Hanya Di Era Zahir, Kontraktor yang Ikut Lelang APBD Diusir dari UKPBJ, Siapa Yang Monopoli Lelang APBD di Pemkab Batu Bara?

Salah seorang penyedia dari kalangan kontraktor pengadaan barang dan jasa (PBJ) yang mengikuti lelang proyek pada APBD di pemkab Batu Bara mulai menelisik dugaan monopoli yang dilakukan oleh kalangan keluarga penguasa. “Orang kuat” di daerah itu diduga bersama keluarganya memonopoli proyek APBD dengan mengeruk uang negara lewat ‘kenduri lelang proyek APBD’, dengan kawalan sejumlah preman. sehingga siapapun yang jadi pemenang yang bukan bagian dari restu keluarga, akan berhadapan dengan para preman yang siap mengawal di UKPBJ. Akibatnya, kepala UKPBJ pun mengaku dirinya sebagai korban. Lalu siapa pelakunya?

Kontra.ID — Sejumlah orang kuat yang diduga dapat bekingan dari penguasa di lingkup Pemerintah kabupaten Batu Bara, pada jumat, 24 Juli 2020, mengusir seorang calon penyedia dari kalangan kontraktor yang lulus mengikuti kualifikasi pemenang proyek APBD, yang diselengarakan oleh Unit Kerja Pengadaan Barang dan Jasa (UKPBJ) di Pemkab setempat.

Aksi pengusiran itu dilakukan dengan cara preman justru tak dapat dihindari calon penyedia barang dan jasa dari kalangan kontraktor yang mengaku-ngaku bernama Irwan.

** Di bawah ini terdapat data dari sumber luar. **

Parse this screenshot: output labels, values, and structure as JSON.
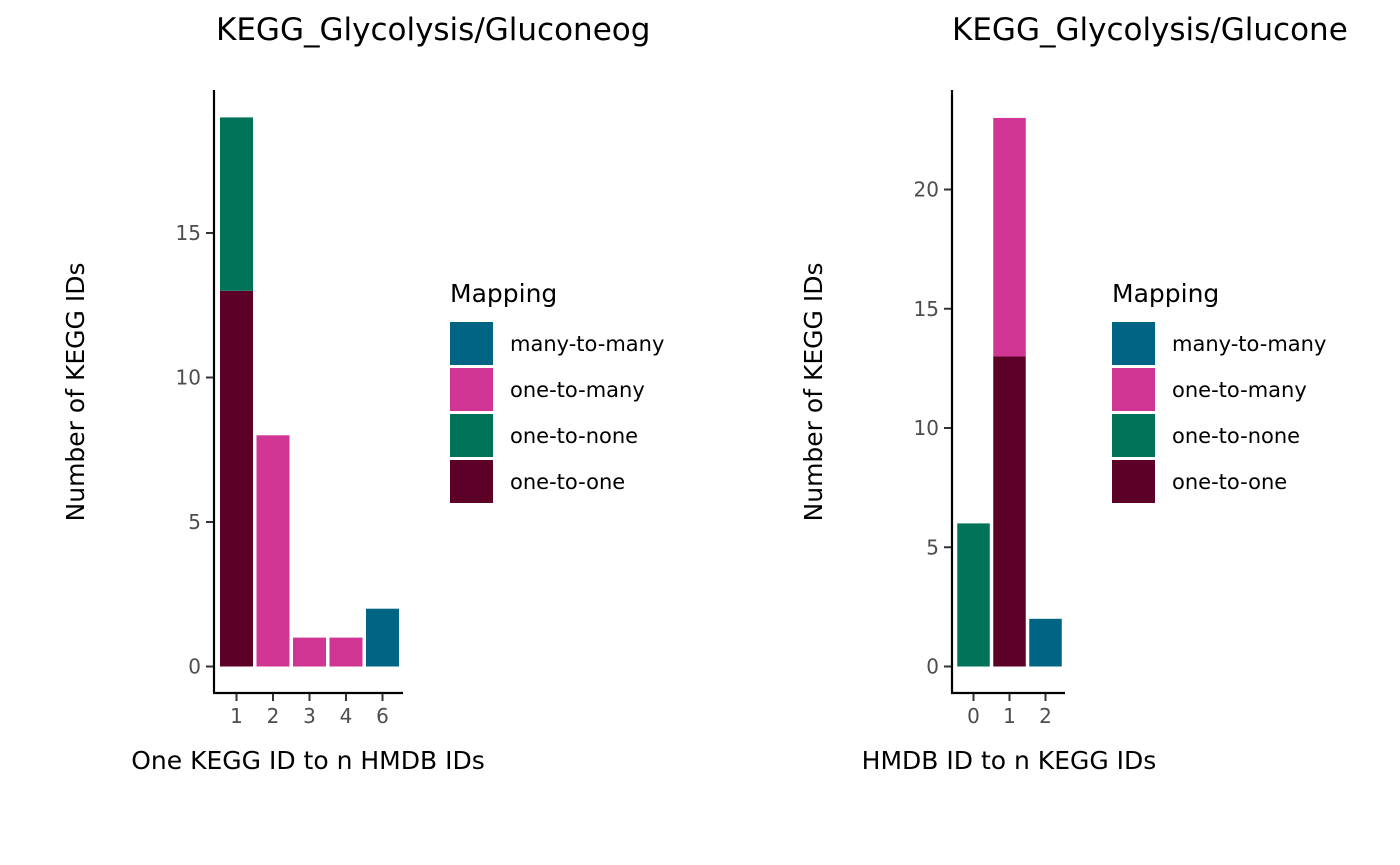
{
  "colors": {
    "many-to-many": "#006485",
    "one-to-many": "#d03594",
    "one-to-none": "#007359",
    "one-to-one": "#5c0028"
  },
  "chart_data": [
    {
      "type": "bar",
      "stacked": true,
      "title": "KEGG_Glycolysis/Gluconeog",
      "xlabel": "One KEGG ID to n HMDB IDs",
      "ylabel": "Number of KEGG IDs",
      "categories": [
        "1",
        "2",
        "3",
        "4",
        "6"
      ],
      "yticks": [
        0,
        5,
        10,
        15
      ],
      "ylim": [
        0,
        19
      ],
      "series": [
        {
          "name": "one-to-one",
          "values": [
            13,
            0,
            0,
            0,
            0
          ]
        },
        {
          "name": "one-to-none",
          "values": [
            6,
            0,
            0,
            0,
            0
          ]
        },
        {
          "name": "one-to-many",
          "values": [
            0,
            8,
            1,
            1,
            0
          ]
        },
        {
          "name": "many-to-many",
          "values": [
            0,
            0,
            0,
            0,
            2
          ]
        }
      ],
      "legend": {
        "title": "Mapping",
        "position": "right",
        "entries": [
          "many-to-many",
          "one-to-many",
          "one-to-none",
          "one-to-one"
        ]
      },
      "grid": false
    },
    {
      "type": "bar",
      "stacked": true,
      "title": "KEGG_Glycolysis/Glucone",
      "xlabel": "HMDB ID to n KEGG IDs",
      "ylabel": "Number of KEGG IDs",
      "categories": [
        "0",
        "1",
        "2"
      ],
      "yticks": [
        0,
        5,
        10,
        15,
        20
      ],
      "ylim": [
        0,
        23
      ],
      "series": [
        {
          "name": "one-to-none",
          "values": [
            6,
            0,
            0
          ]
        },
        {
          "name": "one-to-one",
          "values": [
            0,
            13,
            0
          ]
        },
        {
          "name": "one-to-many",
          "values": [
            0,
            10,
            0
          ]
        },
        {
          "name": "many-to-many",
          "values": [
            0,
            0,
            2
          ]
        }
      ],
      "legend": {
        "title": "Mapping",
        "position": "right",
        "entries": [
          "many-to-many",
          "one-to-many",
          "one-to-none",
          "one-to-one"
        ]
      },
      "grid": false
    }
  ]
}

Semulanya Irwan mengaku dirinya diundang oleh UKBPJ Batu Bara, karena dari tiga peserta perusahaan yang mengikuti hasil evaluasi pada lelalng proyek APBD dengan judul, “Normalisasi dan pembuatan tanggul Desa karang baru kecamatan Datuk Tanah Datar
Senilai Rp 500 juta“, hanya perusahaan Irwan sendiri yang lusus untuk mengikuti kualifikasi pembuktikan berkas di UKBPJ.

Kontra.id coba menelusuri laman www.lpse.batubarakab.go.id, dalam proses Evaluasi leleang proyek di UKPBJ dengan judul kegiatan “Normalisasi pembuatan tanggul di kecamatan tanah datar memang diikuti oleh tiga perusahaan peserta lelang, diantaranya Cv Artahsasta, Cv. Damar Karya Mandiri dan Cv. Batu Bara Express.

Namun aksi pengurisan tak terduga terjadi pada diri Irwan, dirinya bersama rekan diusir dan diancam-ancam oleh orang kuat yang diduga ingin pengaruhi pemenang tender yang Irwan menangkan dari ketiga perusahaan tersebut, kejadian itu terjadi pada jumat, 24 Juli 2020.

Karena Irwan diusir dan dirinya terancam, Irwan merasa bila menerobos masuk menghadiri sidang pembuktian lelang ke UKBPJ, dirinya akan berbahaya bila berhadapan dengan anggota FZ.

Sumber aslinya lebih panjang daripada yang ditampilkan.